Conectividade escolar ainda é desafio no país
Apesar dos avanços registrados nos últimos anos, o MCom reconhece que uma parcela significativa das escolas públicas brasileiras ainda opera com acesso limitado ou inexistente à internet.
O problema é mais frequente fora dos grandes centros urbanos, onde a infraestrutura de telecomunicações é menos desenvolvida.
A falta de conectividade compromete o uso de plataformas educacionais digitais, o acesso a conteúdos online e a participação em programas federais baseados em serviços digitais.
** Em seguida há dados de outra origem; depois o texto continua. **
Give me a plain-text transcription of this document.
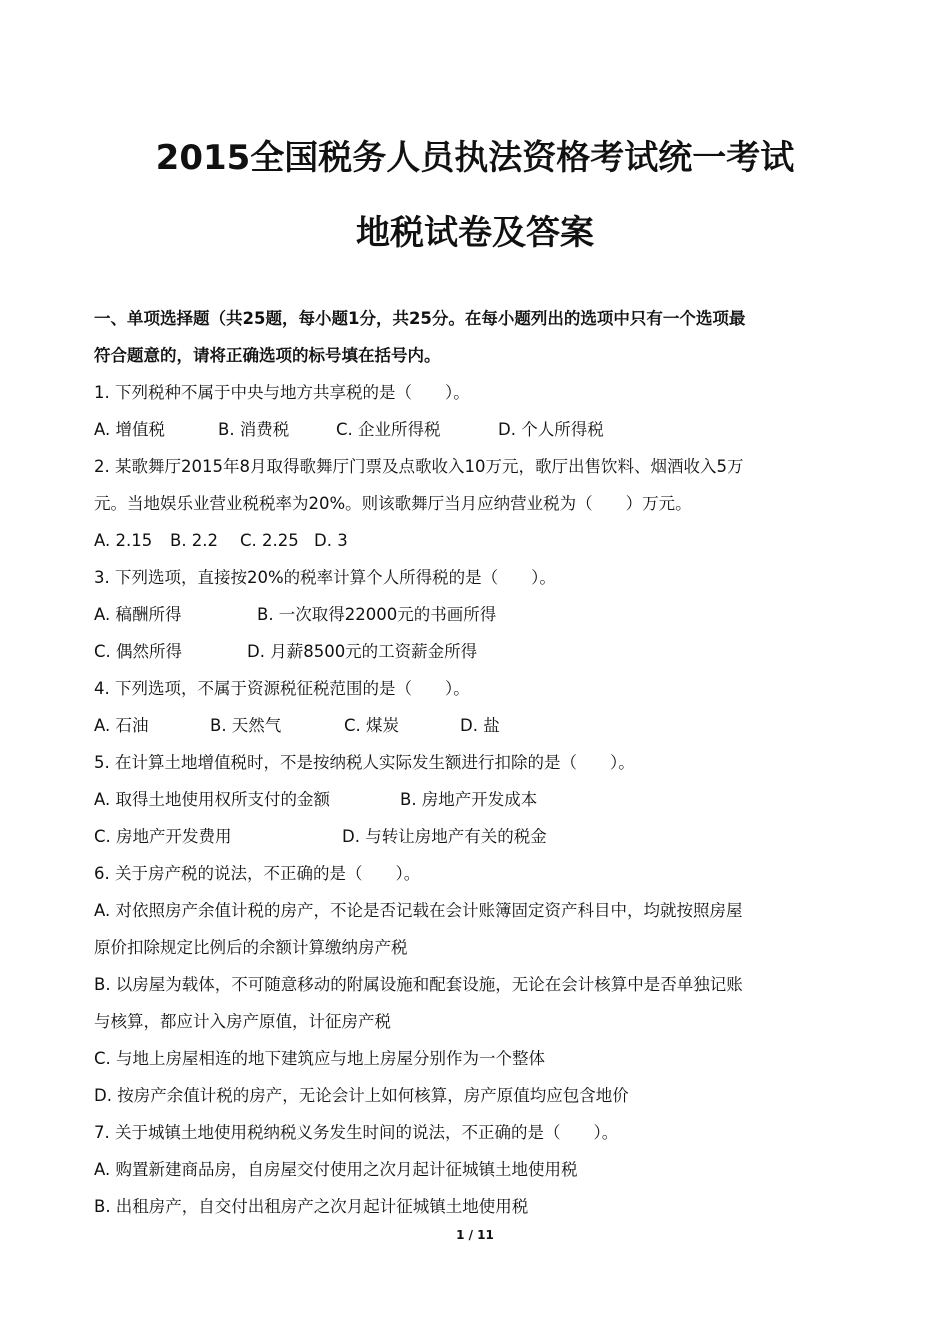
2015全国税务人员执法资格考试统一考试
地税试卷及答案
一、单项选择题（共25题，每小题1分，共25分。在每小题列出的选项中只有一个选项最
符合题意的，请将正确选项的标号填在括号内。
1. 下列税种不属于中央与地方共享税的是（　　）。
A. 增值税	B. 消费税	C. 企业所得税	D. 个人所得税
2. 某歌舞厅2015年8月取得歌舞厅门票及点歌收入10万元，歌厅出售饮料、烟酒收入5万
元。当地娱乐业营业税税率为20%。则该歌舞厅当月应纳营业税为（　　）万元。
A. 2.15 B. 2.2 C. 2.25 D. 3
3. 下列选项，直接按20%的税率计算个人所得税的是（　　）。
A. 稿酬所得	B. 一次取得22000元的书画所得
C. 偶然所得	D. 月薪8500元的工资薪金所得
4. 下列选项，不属于资源税征税范围的是（　　）。
A. 石油	B. 天然气	C. 煤炭	D. 盐
5. 在计算土地增值税时，不是按纳税人实际发生额进行扣除的是（　　）。
A. 取得土地使用权所支付的金额	B. 房地产开发成本
C. 房地产开发费用	D. 与转让房地产有关的税金
6. 关于房产税的说法，不正确的是（　　）。
A. 对依照房产余值计税的房产，不论是否记载在会计账簿固定资产科目中，均就按照房屋
原价扣除规定比例后的余额计算缴纳房产税
B. 以房屋为载体，不可随意移动的附属设施和配套设施，无论在会计核算中是否单独记账
与核算，都应计入房产原值，计征房产税
C. 与地上房屋相连的地下建筑应与地上房屋分别作为一个整体
D. 按房产余值计税的房产，无论会计上如何核算，房产原值均应包含地价
7. 关于城镇土地使用税纳税义务发生时间的说法，不正确的是（　　）。
A. 购置新建商品房，自房屋交付使用之次月起计征城镇土地使用税
B. 出租房产，自交付出租房产之次月起计征城镇土地使用税
1 / 11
Para o MCom, a internet passou a ser um elemento estrutural da política educacional.
Tecnologia via satélite ganha protagonismo
Nesse cenário, as soluções de conectividade via satélite ganharam espaço nas discussões conduzidas pelo Ministério das Comunicações.
A tecnologia permite acelerar o atendimento a escolas em áreas remotas, reduzindo a dependência de obras complexas de infraestrutura.
A cooperação com parceiros internacionais, como a discutida em Luxemburgo, é vista como uma forma de fortalecer iniciativas já existentes, ampliando o alcance do GESAC/Wi-Fi Brasil e de outras políticas públicas coordenadas pelo MCom.
Próximos passos seguem em avaliação técnica
As articulações internacionais ainda estão em fase técnica. Não há definição sobre cronograma ou novos acordos formais. A expectativa do Ministério das Comunicações é aprofundar as análises nos próximos meses e avaliar a implementação de projetos-piloto integrados às políticas já em andamento.
Para o MCom, ampliar a conectividade nas escolas públicas é uma etapa essencial para reduzir desigualdades regionais e garantir que estudantes de diferentes partes do país tenham acesso às mesmas oportunidades digitais.